Tuesday, March 25, 2008

The Olympic countdown-clock at the National Museum of China.
The Olympic flag.


On Monday, the Olympic torch for the 2008 Summer Olympics was lit in Olympia, Greece as per tradition. The Games of the XXIX Olympiad are scheduled to be held in and around Beijing, China from August 8, 2008, to August 24, 2008.

Members of Reporters Without Borders (RSF), and others, were able to break through the police cordon. "We cannot let the Chinese government seize the Olympic flame, a symbol of peace, without denouncing the dramatic human rights situation in the country," RSF said in a statement.

While Liu Qi, president of the Beijing Organizing Committee and a former mayor of Beijing, delivered a speech, at least one protester was able to run up behind him and display a flag that resembled the Olympic flag, except it was black and the rings were handcuffs.

The protester was quickly apprehended and Liu Qi continued his speech relatively uninterrupted. "The Olympic flame will radiate light and happiness, peace and friendship, and hope and dreams to the people of China and the whole world," he told the crowd.

All we wanted to do was break into the torch relay and shout that this is a torch of shame as the Chinese government continues to kill hundreds of our people.

—Tenzin Dorjee

"Shame on China. Don't send China's blood-tainted torch to Tibet. Free Tibet. Tibet is an independent country," shouted Tenzin Dorjee, a leader for Students for a Free Tibet, while he was taken by police.

"All we wanted to do was break into the torch relay and shout that this is a torch of shame as the Chinese government continues to kill hundreds of our people," Dorjee said later. "They were stalking me from the moment I touched down to Greece," he added.

The torch is the link between all athletes and citizens of this world; between all of us who believe in Olympism and the virtue of sport. It has the force to unite humanity and to stand for harmony.

—Jacques Rogge

The torch is still scheduled to be carried around the world in a relay that will go through twenty countries before arriving in Beijing for the start of the Games.

Jacques Rogge, president of the International Olympic Committee (IOC) has defended having the Games in China, saying, "The major political leaders don't want a boycott."

In his speech Monday, he said, "The torch is the link between all athletes and citizens of this world; between all of us who believe in Olympism and the virtue of sport.

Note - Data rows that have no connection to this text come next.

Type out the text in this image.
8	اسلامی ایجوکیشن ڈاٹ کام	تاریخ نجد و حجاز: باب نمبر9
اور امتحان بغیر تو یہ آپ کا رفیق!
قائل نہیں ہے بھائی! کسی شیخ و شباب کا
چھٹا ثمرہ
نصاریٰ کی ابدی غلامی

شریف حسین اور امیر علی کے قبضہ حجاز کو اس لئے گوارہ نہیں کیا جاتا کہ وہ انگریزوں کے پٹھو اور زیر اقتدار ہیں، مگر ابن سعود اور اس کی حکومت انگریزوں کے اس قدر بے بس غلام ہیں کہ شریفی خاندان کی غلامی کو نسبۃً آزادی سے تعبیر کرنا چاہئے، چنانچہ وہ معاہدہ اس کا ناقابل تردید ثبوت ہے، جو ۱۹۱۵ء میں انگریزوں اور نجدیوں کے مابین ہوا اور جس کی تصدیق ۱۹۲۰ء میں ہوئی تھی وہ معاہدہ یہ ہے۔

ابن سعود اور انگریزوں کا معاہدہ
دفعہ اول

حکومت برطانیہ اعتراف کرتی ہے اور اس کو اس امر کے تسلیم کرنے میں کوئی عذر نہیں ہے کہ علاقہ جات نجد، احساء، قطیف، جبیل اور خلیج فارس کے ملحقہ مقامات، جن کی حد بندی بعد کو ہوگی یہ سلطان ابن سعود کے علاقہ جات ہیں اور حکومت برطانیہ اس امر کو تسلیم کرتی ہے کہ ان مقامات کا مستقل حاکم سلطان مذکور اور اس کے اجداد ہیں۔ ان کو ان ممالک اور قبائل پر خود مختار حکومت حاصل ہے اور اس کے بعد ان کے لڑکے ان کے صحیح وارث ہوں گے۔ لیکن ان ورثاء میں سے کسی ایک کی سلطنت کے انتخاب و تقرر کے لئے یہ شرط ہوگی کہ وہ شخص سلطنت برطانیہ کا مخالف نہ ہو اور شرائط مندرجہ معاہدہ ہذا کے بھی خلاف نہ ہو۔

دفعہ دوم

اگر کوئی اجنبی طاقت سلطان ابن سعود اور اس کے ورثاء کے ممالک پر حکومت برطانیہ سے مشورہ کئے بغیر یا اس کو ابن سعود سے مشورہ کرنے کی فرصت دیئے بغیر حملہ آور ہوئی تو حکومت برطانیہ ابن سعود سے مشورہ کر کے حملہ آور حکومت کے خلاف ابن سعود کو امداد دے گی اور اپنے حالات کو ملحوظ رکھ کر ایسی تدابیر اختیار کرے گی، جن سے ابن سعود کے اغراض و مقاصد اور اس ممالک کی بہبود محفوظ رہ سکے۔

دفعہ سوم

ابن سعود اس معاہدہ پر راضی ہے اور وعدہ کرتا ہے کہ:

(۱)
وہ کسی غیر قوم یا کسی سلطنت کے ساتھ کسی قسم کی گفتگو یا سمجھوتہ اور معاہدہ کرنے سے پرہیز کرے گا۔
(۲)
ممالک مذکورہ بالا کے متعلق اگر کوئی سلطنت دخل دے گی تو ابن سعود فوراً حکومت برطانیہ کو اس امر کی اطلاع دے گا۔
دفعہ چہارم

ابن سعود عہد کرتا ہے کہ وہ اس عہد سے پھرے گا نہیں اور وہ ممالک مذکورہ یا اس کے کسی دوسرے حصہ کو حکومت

It has the force to unite humanity and to stand for harmony."

Germany's Olympic Committee rejected a boycott of the games aimed at events in Tibet. Noting that the 1980 Summer Olympics boycott did not avert the Soviet war in Afghanistan, the president of the committee said they concluded that the role of sports is to start dialog and promote understanding — and not to exert political pressure.